As the white helium-filled craft floated just above the hangar’s floor, the gathering of VIPs congratulated Pasternak on selling the flying machine to a Mexican company.
But the crowd seemed keenly aware that this wasn’t the airship — the one that Pasternak, a Ukrainian immigrant and the chief executive of Worldwide Aeros Corp., had devoted himself to for decades.
That ship, or what is left of it, sat in pieces nearby in another hangar on Tustin’s former military base.
One year ago, a 20-by-20 foot section of the ceiling of that World War II-era hangar let go, falling 17 stories and severely damaging the zeppelin-like craft that Pasternak was building. The experimental ship, named the Aeroscraft, was planned as a gigantic air freighter that could carry heavy cargo to the remotest parts of the world.
“It was more than disappointing,” Pasternak said of the Oct. 7, 2013, accident as the crowd began to disperse after drinking sparkling apple cider beneath the company’s most recently constructed craft, the Aeros 40D Sky Dragon, which resembles a smaller version of the Goodyear blimp. “You become delusional.”
The newly dedicated craft is what Pasternak calls “a side project of the dream” — which he has not given up.

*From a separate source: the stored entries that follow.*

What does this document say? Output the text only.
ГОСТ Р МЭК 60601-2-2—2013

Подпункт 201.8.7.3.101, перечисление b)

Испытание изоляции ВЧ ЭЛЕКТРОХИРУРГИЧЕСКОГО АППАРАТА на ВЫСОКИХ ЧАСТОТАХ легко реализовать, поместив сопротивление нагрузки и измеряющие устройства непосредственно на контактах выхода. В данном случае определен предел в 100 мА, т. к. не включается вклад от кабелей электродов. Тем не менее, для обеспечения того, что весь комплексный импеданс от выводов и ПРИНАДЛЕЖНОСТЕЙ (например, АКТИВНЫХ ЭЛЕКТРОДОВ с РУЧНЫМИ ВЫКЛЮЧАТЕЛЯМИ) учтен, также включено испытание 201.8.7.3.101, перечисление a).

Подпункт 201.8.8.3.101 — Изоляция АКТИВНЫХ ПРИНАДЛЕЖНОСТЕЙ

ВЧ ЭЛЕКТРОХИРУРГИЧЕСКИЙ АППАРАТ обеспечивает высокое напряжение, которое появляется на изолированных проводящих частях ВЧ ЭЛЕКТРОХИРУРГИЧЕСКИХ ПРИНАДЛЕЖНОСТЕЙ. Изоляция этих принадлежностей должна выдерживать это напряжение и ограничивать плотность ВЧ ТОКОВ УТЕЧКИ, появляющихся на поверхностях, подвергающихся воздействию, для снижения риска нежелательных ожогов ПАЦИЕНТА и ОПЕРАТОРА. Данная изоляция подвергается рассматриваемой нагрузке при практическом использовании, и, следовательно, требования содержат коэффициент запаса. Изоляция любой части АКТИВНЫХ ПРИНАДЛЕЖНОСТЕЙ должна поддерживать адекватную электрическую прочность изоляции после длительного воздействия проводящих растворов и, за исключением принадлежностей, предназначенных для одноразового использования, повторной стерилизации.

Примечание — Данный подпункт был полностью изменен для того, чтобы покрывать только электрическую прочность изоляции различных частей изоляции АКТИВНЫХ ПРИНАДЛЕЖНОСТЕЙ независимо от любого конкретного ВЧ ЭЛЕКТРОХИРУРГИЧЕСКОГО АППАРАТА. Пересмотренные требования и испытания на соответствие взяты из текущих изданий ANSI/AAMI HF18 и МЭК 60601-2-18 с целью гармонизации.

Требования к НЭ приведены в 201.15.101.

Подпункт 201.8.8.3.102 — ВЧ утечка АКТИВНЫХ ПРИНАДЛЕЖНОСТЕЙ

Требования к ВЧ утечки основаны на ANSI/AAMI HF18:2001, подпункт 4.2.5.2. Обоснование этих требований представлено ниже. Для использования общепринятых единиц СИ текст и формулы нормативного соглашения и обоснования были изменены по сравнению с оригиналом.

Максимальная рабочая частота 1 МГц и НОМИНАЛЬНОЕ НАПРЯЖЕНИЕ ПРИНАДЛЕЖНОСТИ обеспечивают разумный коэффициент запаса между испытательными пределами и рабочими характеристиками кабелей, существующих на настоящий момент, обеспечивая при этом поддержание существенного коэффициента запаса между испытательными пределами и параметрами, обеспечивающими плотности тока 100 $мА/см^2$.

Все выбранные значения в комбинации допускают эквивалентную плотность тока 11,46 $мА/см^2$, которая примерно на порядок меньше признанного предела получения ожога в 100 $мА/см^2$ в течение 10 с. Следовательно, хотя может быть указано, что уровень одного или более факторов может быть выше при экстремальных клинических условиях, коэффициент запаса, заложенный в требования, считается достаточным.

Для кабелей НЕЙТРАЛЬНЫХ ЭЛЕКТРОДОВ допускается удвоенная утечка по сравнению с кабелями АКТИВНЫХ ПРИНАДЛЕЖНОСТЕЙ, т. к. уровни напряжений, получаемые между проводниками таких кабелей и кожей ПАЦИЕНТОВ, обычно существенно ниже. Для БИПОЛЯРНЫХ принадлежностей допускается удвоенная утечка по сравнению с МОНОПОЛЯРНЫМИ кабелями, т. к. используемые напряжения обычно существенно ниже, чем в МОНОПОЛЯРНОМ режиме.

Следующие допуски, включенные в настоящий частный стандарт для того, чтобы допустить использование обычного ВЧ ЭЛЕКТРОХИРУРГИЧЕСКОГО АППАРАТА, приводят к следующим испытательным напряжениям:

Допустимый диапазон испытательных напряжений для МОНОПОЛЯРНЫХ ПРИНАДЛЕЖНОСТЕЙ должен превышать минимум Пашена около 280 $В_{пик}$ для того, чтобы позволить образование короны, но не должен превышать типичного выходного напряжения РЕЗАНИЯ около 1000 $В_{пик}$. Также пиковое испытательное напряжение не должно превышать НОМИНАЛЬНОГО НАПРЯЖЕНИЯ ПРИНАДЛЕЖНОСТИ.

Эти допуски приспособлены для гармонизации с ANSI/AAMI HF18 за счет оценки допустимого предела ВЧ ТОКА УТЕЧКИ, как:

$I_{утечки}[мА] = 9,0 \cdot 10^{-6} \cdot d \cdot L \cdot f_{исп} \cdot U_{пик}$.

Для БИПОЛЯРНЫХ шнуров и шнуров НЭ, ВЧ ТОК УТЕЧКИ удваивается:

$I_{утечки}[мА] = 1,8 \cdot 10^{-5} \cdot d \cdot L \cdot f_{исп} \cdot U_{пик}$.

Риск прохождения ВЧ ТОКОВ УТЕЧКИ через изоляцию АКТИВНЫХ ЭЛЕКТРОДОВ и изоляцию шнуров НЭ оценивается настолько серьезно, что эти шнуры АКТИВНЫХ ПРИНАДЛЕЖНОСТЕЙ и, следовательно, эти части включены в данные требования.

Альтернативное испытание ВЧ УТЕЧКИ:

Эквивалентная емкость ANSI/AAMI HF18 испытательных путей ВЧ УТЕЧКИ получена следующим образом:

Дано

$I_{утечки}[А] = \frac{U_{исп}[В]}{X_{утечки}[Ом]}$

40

In fact, he says, he plans to build not just a bigger model of the experimental air freighter, which was nearly the size of a football field, but an entire fleet.
At the ceremony, speakers focused mostly on the company’s more modest product line: the blimp-like craft that it is selling for advertising, tourism or to be equipped with cameras and other equipment for surveillance.

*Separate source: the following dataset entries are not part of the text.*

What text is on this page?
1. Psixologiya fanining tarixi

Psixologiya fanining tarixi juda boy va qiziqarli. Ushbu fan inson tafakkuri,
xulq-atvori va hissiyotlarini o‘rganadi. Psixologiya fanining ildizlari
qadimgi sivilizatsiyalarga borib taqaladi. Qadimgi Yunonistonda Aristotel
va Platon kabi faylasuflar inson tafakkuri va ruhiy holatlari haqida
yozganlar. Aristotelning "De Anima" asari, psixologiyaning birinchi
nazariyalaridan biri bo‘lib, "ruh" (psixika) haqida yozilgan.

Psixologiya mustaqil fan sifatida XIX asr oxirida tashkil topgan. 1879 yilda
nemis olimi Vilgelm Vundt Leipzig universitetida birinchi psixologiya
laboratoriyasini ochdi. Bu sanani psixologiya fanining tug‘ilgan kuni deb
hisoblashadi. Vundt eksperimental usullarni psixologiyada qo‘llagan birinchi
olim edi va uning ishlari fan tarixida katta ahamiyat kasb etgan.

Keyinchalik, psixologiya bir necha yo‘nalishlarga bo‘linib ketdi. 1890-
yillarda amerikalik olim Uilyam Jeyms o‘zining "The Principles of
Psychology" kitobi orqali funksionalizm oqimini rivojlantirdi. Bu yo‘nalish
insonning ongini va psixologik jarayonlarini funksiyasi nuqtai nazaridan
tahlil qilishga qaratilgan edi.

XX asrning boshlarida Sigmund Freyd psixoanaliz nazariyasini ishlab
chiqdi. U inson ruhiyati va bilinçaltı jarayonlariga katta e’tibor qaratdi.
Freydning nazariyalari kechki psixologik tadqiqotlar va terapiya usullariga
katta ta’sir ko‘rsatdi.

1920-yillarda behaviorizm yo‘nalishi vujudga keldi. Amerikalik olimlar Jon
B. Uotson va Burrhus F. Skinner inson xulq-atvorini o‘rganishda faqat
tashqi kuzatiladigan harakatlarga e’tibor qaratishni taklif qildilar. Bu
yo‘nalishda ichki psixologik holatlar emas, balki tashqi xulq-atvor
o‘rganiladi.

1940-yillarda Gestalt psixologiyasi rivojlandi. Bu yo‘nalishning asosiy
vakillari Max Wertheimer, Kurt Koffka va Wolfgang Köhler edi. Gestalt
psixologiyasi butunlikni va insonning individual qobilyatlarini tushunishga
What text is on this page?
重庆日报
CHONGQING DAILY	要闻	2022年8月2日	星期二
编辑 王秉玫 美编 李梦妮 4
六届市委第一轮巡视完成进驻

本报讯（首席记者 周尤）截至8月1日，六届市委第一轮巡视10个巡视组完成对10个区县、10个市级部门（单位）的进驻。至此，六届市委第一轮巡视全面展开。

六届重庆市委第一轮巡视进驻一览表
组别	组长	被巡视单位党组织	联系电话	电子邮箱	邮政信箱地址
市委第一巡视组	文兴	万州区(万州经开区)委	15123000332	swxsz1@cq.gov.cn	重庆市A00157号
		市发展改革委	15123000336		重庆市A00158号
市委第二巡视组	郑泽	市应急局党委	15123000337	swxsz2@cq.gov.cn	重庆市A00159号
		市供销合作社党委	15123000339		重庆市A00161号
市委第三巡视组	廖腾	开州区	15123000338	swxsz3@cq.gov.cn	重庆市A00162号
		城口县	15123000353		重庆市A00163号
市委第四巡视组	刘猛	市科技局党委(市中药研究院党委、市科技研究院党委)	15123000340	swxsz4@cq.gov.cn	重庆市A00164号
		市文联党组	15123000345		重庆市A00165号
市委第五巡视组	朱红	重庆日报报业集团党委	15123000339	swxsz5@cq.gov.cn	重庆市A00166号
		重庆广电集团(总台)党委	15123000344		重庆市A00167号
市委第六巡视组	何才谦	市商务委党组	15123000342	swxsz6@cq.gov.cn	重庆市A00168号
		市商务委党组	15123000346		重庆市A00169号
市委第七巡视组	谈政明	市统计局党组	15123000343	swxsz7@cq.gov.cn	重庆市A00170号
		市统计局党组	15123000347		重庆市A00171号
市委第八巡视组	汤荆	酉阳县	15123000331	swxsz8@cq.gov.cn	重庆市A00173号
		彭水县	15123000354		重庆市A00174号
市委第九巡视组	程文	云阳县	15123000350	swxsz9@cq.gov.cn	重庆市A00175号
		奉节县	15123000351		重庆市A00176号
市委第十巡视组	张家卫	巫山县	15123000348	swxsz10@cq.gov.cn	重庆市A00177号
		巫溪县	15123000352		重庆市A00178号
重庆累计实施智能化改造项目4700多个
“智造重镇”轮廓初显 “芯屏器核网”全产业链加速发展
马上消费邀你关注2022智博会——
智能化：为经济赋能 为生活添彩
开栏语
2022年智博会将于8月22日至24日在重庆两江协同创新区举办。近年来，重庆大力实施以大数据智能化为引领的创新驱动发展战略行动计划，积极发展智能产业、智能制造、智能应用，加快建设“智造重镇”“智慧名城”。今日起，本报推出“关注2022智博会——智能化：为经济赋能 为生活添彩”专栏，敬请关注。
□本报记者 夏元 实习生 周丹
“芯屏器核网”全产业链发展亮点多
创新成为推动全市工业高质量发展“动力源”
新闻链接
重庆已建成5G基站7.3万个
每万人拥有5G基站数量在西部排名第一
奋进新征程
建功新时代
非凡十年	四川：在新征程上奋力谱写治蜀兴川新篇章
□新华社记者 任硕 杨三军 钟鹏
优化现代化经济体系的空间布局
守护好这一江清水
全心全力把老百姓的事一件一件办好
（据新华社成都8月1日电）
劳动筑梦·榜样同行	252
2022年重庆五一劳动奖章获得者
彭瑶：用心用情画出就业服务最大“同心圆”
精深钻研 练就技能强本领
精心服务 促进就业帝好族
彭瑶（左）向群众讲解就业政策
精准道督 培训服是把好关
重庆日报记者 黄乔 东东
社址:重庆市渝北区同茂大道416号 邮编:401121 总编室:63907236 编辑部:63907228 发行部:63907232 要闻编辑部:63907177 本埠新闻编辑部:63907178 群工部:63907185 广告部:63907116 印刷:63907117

Representatives from the Mexican consulate attended the event to celebrate the sale of the Aeros 40D to Grupo Toyan, a company that plans to use it to monitor oil pipelines.

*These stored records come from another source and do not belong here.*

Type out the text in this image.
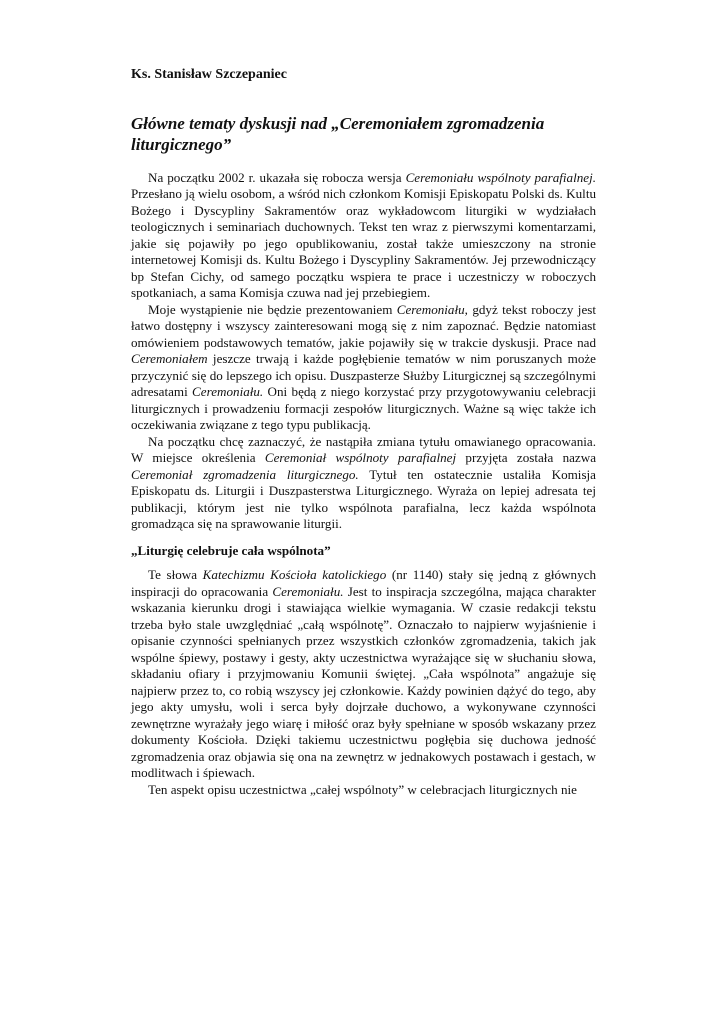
Ks. Stanisław Szczepaniec

Główne tematy dyskusji nad „Ceremoniałem zgromadzenia liturgicznego”

Na początku 2002 r. ukazała się robocza wersja Ceremoniału wspólnoty parafialnej. Przesłano ją wielu osobom, a wśród nich członkom Komisji Episkopatu Polski ds. Kultu Bożego i Dyscypliny Sakramentów oraz wykładowcom liturgiki w wydziałach teologicznych i seminariach duchownych. Tekst ten wraz z pierwszymi komentarzami, jakie się pojawiły po jego opublikowaniu, został także umieszczony na stronie internetowej Komisji ds. Kultu Bożego i Dyscypliny Sakramentów. Jej przewodniczący bp Stefan Cichy, od samego początku wspiera te prace i uczestniczy w roboczych spotkaniach, a sama Komisja czuwa nad jej przebiegiem.

Moje wystąpienie nie będzie prezentowaniem Ceremoniału, gdyż tekst roboczy jest łatwo dostępny i wszyscy zainteresowani mogą się z nim zapoznać. Będzie natomiast omówieniem podstawowych tematów, jakie pojawiły się w trakcie dyskusji. Prace nad Ceremoniałem jeszcze trwają i każde pogłębienie tematów w nim poruszanych może przyczynić się do lepszego ich opisu. Duszpasterze Służby Liturgicznej są szczególnymi adresatami Ceremoniału. Oni będą z niego korzystać przy przygotowywaniu celebracji liturgicznych i prowadzeniu formacji zespołów liturgicznych. Ważne są więc także ich oczekiwania związane z tego typu publikacją.

Na początku chcę zaznaczyć, że nastąpiła zmiana tytułu omawianego opracowania. W miejsce określenia Ceremoniał wspólnoty parafialnej przyjęta została nazwa Ceremoniał zgromadzenia liturgicznego. Tytuł ten ostatecznie ustaliła Komisja Episkopatu ds. Liturgii i Duszpasterstwa Liturgicznego. Wyraża on lepiej adresata tej publikacji, którym jest nie tylko wspólnota parafialna, lecz każda wspólnota gromadząca się na sprawowanie liturgii.

„Liturgię celebruje cała wspólnota”

Te słowa Katechizmu Kościoła katolickiego (nr 1140) stały się jedną z głównych inspiracji do opracowania Ceremoniału. Jest to inspiracja szczególna, mająca charakter wskazania kierunku drogi i stawiająca wielkie wymagania. W czasie redakcji tekstu trzeba było stale uwzględniać „całą wspólnotę”. Oznaczało to najpierw wyjaśnienie i opisanie czynności spełnianych przez wszystkich członków zgromadzenia, takich jak wspólne śpiewy, postawy i gesty, akty uczestnictwa wyrażające się w słuchaniu słowa, składaniu ofiary i przyjmowaniu Komunii świętej. „Cała wspólnota” angażuje się najpierw przez to, co robią wszyscy jej członkowie. Każdy powinien dążyć do tego, aby jego akty umysłu, woli i serca były dojrzałe duchowo, a wykonywane czynności zewnętrzne wyrażały jego wiarę i miłość oraz były spełniane w sposób wskazany przez dokumenty Kościoła. Dzięki takiemu uczestnictwu pogłębia się duchowa jedność zgromadzenia oraz objawia się ona na zewnętrz w jednakowych postawach i gestach, w modlitwach i śpiewach.

Ten aspekt opisu uczestnictwa „całej wspólnoty” w celebracjach liturgicznych nie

Worldwide Aeros earlier sold a similar airship to the government of Thailand, where the military has used it for surveillance, company spokeswoman Sarah Hollins said.
But Pasternak has long had a grander vision. Trained as a civil engineer, he emigrated to the U.S. in 1993, determined to start a company that would one day build cargo-hauling airships.
In 2005, he got a break when he won a $3-million contract from the Pentagon to design a craft that could carry tons of supplies and heavy equipment to isolated battlefields.
He later received an additional $50 million from the government to build and test the experimental air freighter, allowing him to grow the company to more than 100 employees.
That now battered ship, ruined by the fallen roof, is being dismantled, his staff said. Employees recently determined that it was not repairable.
To continue the project, Worldwide Aeros is seeking money from private investors to build a fleet of 24 Aeroscrafts.
Pasternak said he plans to lease the ships to companies, governments, militaries and other customers around the world that need to carry as much as 250 tons of cargo to places where there are no trains and jumbo jets can’t land.
“Yes, we need money,” he said, when asked how he would pay for the production of the fleet. “It’s only in the comic books that you don’t need money to change the world.”